Tournament statistics
- Matches played: 14
- Goals scored: 51 (3.64 per match)
- Top goal scorer(s): Júnior (6 goals)

= 1998 Copa Norte =

2nd edition of a Brazilian association football competition

The 1998 Copa Norte was the second edition of a football competition held in Brazil. Featuring 8 clubs, Acre, Amapá, Amazonas, Maranhão, Pará, Piauí, Rondônia and Roraima with one vacancy.
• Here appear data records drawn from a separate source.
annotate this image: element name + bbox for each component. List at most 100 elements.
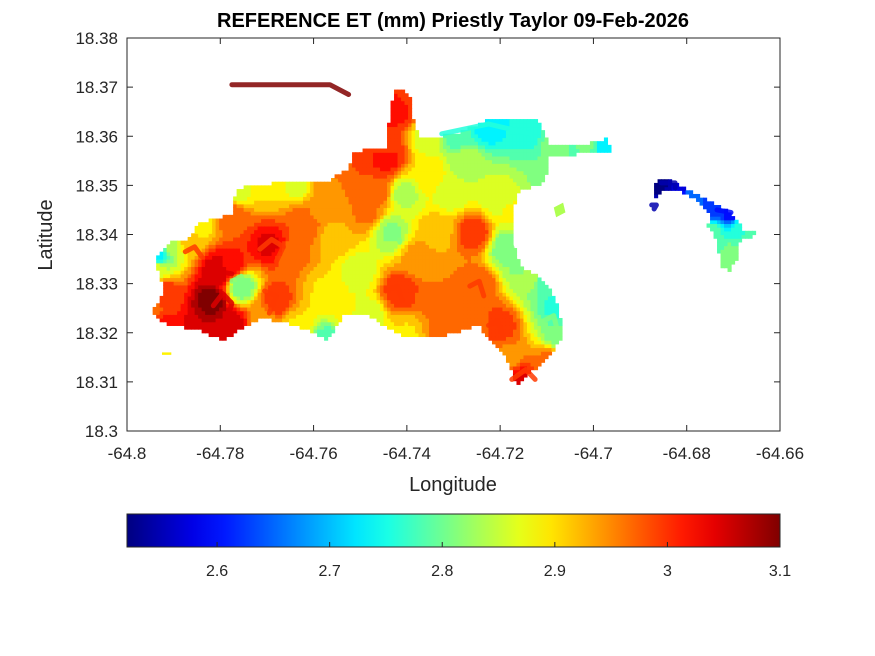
et-cell [394,111,399,116]
et-cell [429,251,434,256]
et-cell [327,295,332,301]
et-cell [495,225,500,231]
et-cell [443,321,448,326]
et-cell [352,281,357,286]
et-cell [313,236,318,242]
et-cell [512,281,518,286]
et-cell [282,236,287,242]
et-cell [208,299,213,304]
et-cell [450,163,455,168]
et-cell [411,122,416,128]
et-cell [387,240,392,245]
et-cell [411,325,416,330]
et-cell [498,133,504,139]
et-cell [236,244,241,249]
et-cell [425,166,430,172]
et-cell [369,266,374,271]
et-cell [285,181,290,186]
et-cell [345,262,350,268]
et-cell [477,240,483,245]
et-cell [310,310,315,315]
et-cell [512,292,518,297]
et-cell [474,244,479,249]
et-cell [554,340,560,345]
et-cell [436,325,441,330]
et-cell [509,166,514,172]
et-cell [457,137,462,142]
et-cell [516,284,521,290]
et-cell [537,347,542,352]
et-cell [348,262,353,268]
et-cell [327,259,332,264]
et-cell [481,222,486,227]
et-cell [509,122,514,128]
et-cell [484,244,490,249]
et-cell [313,281,318,286]
et-cell [443,189,448,194]
et-cell [390,100,395,105]
et-cell [285,299,290,304]
et-cell [376,203,381,209]
et-cell [509,281,514,286]
et-cell [397,174,402,179]
et-cell [404,321,409,326]
et-cell [481,174,486,179]
et-cell [317,218,322,223]
et-cell [491,255,497,260]
et-cell [477,229,483,234]
et-cell [505,255,511,260]
et-cell [180,314,185,319]
et-cell [481,225,486,231]
et-cell [268,248,273,253]
et-cell [278,299,283,304]
et-cell [491,240,497,245]
et-cell [558,329,563,334]
et-cell [233,259,238,264]
et-cell [159,262,164,268]
et-cell [362,163,367,168]
et-cell [257,207,262,212]
et-cell [512,351,518,356]
et-cell [240,299,245,304]
et-cell [348,214,353,220]
et-cell [306,251,311,256]
et-cell [477,251,483,256]
et-cell [173,259,178,264]
et-cell [495,185,500,190]
et-cell [359,303,364,308]
et-cell [355,225,360,231]
et-cell [212,318,217,323]
et-cell [533,148,539,153]
et-cell [334,259,339,264]
et-cell [222,321,227,326]
et-cell [491,141,497,146]
et-cell [327,329,332,334]
et-cell [289,295,294,301]
et-cell [222,240,227,245]
et-cell [495,306,500,312]
et-cell [243,236,248,242]
et-cell [376,174,381,179]
et-cell [285,270,290,275]
et-cell [498,284,504,290]
et-cell [177,303,182,308]
et-cell [369,248,374,253]
et-cell [418,325,423,330]
et-cell [397,163,402,168]
et-cell [429,244,434,249]
et-cell [268,281,273,286]
et-cell [505,229,511,234]
et-cell [415,200,420,205]
et-cell [201,314,206,319]
et-cell [376,192,381,198]
et-cell [296,314,301,319]
et-cell [519,358,525,363]
et-cell [491,325,497,330]
et-cell [505,273,511,279]
et-cell [474,181,479,186]
et-cell [387,185,392,190]
et-cell [491,314,497,319]
et-cell [453,163,458,168]
et-cell [453,314,458,319]
et-cell [460,214,465,220]
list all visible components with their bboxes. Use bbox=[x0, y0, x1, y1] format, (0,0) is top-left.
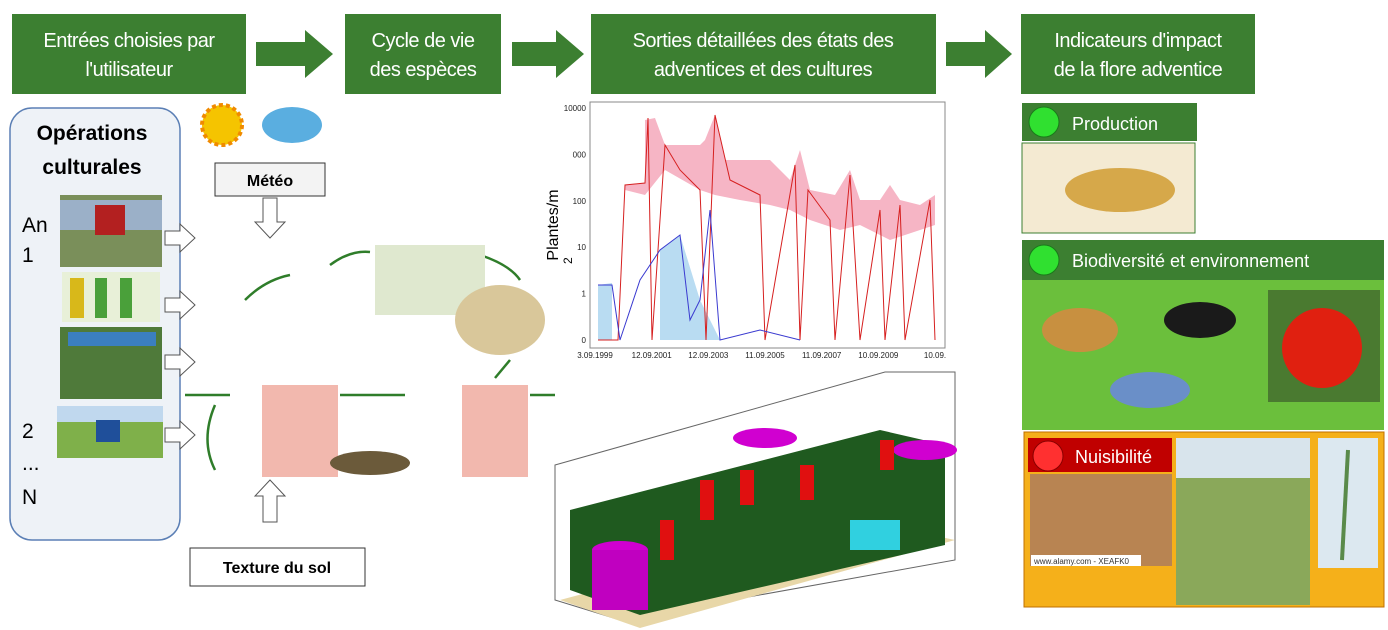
arrow bbox=[255, 480, 285, 522]
weather: Météo Texture du sol bbox=[190, 105, 365, 586]
year-label: N bbox=[22, 486, 37, 509]
step-text: Cycle de vie bbox=[372, 30, 475, 52]
plant bbox=[120, 278, 132, 318]
step-box bbox=[12, 14, 246, 94]
y-tick-label: 100 bbox=[573, 197, 587, 206]
cycle-arrow bbox=[330, 252, 370, 265]
cloud bbox=[262, 107, 322, 143]
weed bbox=[700, 480, 714, 520]
crop bbox=[733, 428, 797, 448]
x-tick-label: 10.09. bbox=[924, 351, 946, 360]
step-box bbox=[591, 14, 936, 94]
year-label: ... bbox=[22, 452, 40, 475]
soil-block bbox=[462, 385, 528, 477]
weed bbox=[660, 520, 674, 560]
year-label: 1 bbox=[22, 244, 34, 267]
tractor bbox=[96, 420, 120, 442]
weather-label: Météo bbox=[247, 173, 293, 190]
y-tick-label: 000 bbox=[573, 150, 587, 159]
seeds bbox=[455, 285, 545, 355]
smiley-bad bbox=[1033, 441, 1063, 471]
sun bbox=[202, 105, 242, 145]
plant bbox=[70, 278, 84, 318]
bee bbox=[1042, 308, 1118, 352]
canopy-3d bbox=[555, 372, 957, 628]
indicators: Production Biodiversité et environnement… bbox=[1022, 103, 1384, 607]
weed bbox=[800, 465, 814, 500]
arrow bbox=[946, 30, 1012, 78]
step-text: Indicateurs d'impact bbox=[1054, 30, 1222, 52]
panel-title: Opérations bbox=[37, 122, 148, 145]
indicator-title: Nuisibilité bbox=[1075, 447, 1152, 467]
arrow bbox=[512, 30, 584, 78]
x-tick-label: 11.09.2007 bbox=[802, 351, 842, 360]
header: Entrées choisies par l'utilisateur Cycle… bbox=[12, 14, 1255, 94]
y-tick-label: 10 bbox=[577, 243, 586, 252]
photo-seeds bbox=[1030, 474, 1172, 566]
x-tick-label: 12.09.2001 bbox=[632, 351, 673, 360]
step-text: Entrées choisies par bbox=[43, 30, 215, 52]
crop bbox=[850, 520, 900, 550]
life-cycle bbox=[185, 245, 555, 477]
soil-label: Texture du sol bbox=[223, 560, 331, 577]
x-ticks: 3.09.1999 12.09.2001 12.09.2003 11.09.2005 1… bbox=[577, 351, 946, 360]
y-tick-label: 10000 bbox=[564, 104, 587, 113]
indicator-title: Biodiversité et environnement bbox=[1072, 251, 1309, 271]
bird bbox=[1110, 372, 1190, 408]
x-tick-label: 12.09.2003 bbox=[688, 351, 729, 360]
plant bbox=[95, 278, 107, 318]
step-box bbox=[1021, 14, 1255, 94]
photo-tractor-body bbox=[95, 205, 125, 235]
step-text: Sorties détaillées des états des bbox=[633, 30, 894, 52]
photo-sky bbox=[1176, 438, 1310, 478]
grain bbox=[1065, 168, 1175, 212]
step-box bbox=[345, 14, 501, 94]
y-tick-label: 0 bbox=[582, 336, 587, 345]
soil-block bbox=[262, 385, 338, 477]
year-label: An bbox=[22, 214, 48, 237]
y-tick-label: 1 bbox=[582, 290, 587, 299]
step-text: des espèces bbox=[370, 59, 477, 81]
beetle bbox=[1164, 302, 1236, 338]
x-tick-label: 10.09.2009 bbox=[858, 351, 899, 360]
diagram: Entrées choisies par l'utilisateur Cycle… bbox=[0, 0, 1388, 630]
cycle-arrow bbox=[245, 275, 290, 300]
y-axis-label-exponent: 2 bbox=[561, 257, 575, 264]
crop bbox=[592, 550, 648, 610]
x-tick-label: 3.09.1999 bbox=[577, 351, 613, 360]
poppy bbox=[1282, 308, 1362, 388]
smiley-good bbox=[1029, 107, 1059, 137]
x-tick-label: 11.09.2005 bbox=[745, 351, 785, 360]
cycle-arrow bbox=[495, 360, 510, 378]
step-text: adventices et des cultures bbox=[654, 59, 873, 81]
photo-sky bbox=[57, 406, 163, 422]
weed bbox=[740, 470, 754, 505]
step-text: de la flore adventice bbox=[1054, 59, 1223, 81]
watermark: www.alamy.com - XEAFK0 bbox=[1033, 557, 1130, 566]
cycle-arrow bbox=[208, 405, 216, 470]
inputs-panel: Opérations culturales An 1 2 ... N bbox=[10, 108, 195, 540]
cultivator bbox=[68, 332, 156, 346]
indicator-title: Production bbox=[1072, 114, 1158, 134]
smiley-good bbox=[1029, 245, 1059, 275]
y-axis-label: Plantes/m bbox=[545, 189, 562, 260]
cycle-arrow bbox=[480, 255, 520, 280]
seeds bbox=[330, 451, 410, 475]
arrow bbox=[256, 30, 333, 78]
arrow bbox=[255, 198, 285, 238]
crop bbox=[893, 440, 957, 460]
weed bbox=[880, 440, 894, 470]
year-label: 2 bbox=[22, 420, 34, 443]
step-text: l'utilisateur bbox=[85, 59, 173, 81]
panel-title: culturales bbox=[42, 156, 141, 179]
In the finals, Sampaio Corrêa defeated São Raimundo 3–0 on penalties after tied 2–2 on aggregate to win their first title and earn the right to play in the 1998 Copa CONMEBOL.

==Qualified teams==

| Association | Team | Qualification method |
|---|---|---|
| Acre Acre 1 berth | Rio Branco | 1997 Campeonato Acreano champions |
| Amapá Amapá 1 berth | Ypiranga | 1997 Campeonato Amapaense champions |
| Amazonas Amazonas 1 berth | São Raimundo | 1997 Campeonato Amazonense champions |
| Maranhão Maranhão 1 berth | Sampaio Corrêa | 1997 Campeonato Maranhense champions |
| Pará Pará 1 berth | Paysandu | 1997 Campeonato Paraense runners-up |
| Piauí Piauí 1 berth | Picos | 1997 Campeonato Piauiense champions |
| Rondônia Rondônia 1 berth | Ouro Preto | 1997 Campeonato Rondoniense runners-up |
| Roraima Roraima 1 berth | São Raimundo | 1997 Campeonato Roraimense runners-up |

==Finals==

15 April 1998
São Raimundo 1-0 Sampaio Corrêa
  São Raimundo: Jeremias 9'
----
22 April 1998
Sampaio Corrêa 2-1 São Raimundo
  Sampaio Corrêa: Toninho 27', Marcinho 55'
  São Raimundo: Niltinho 59'

Tied 2–2 on aggregate, Sampaio Corrêa won on penalties.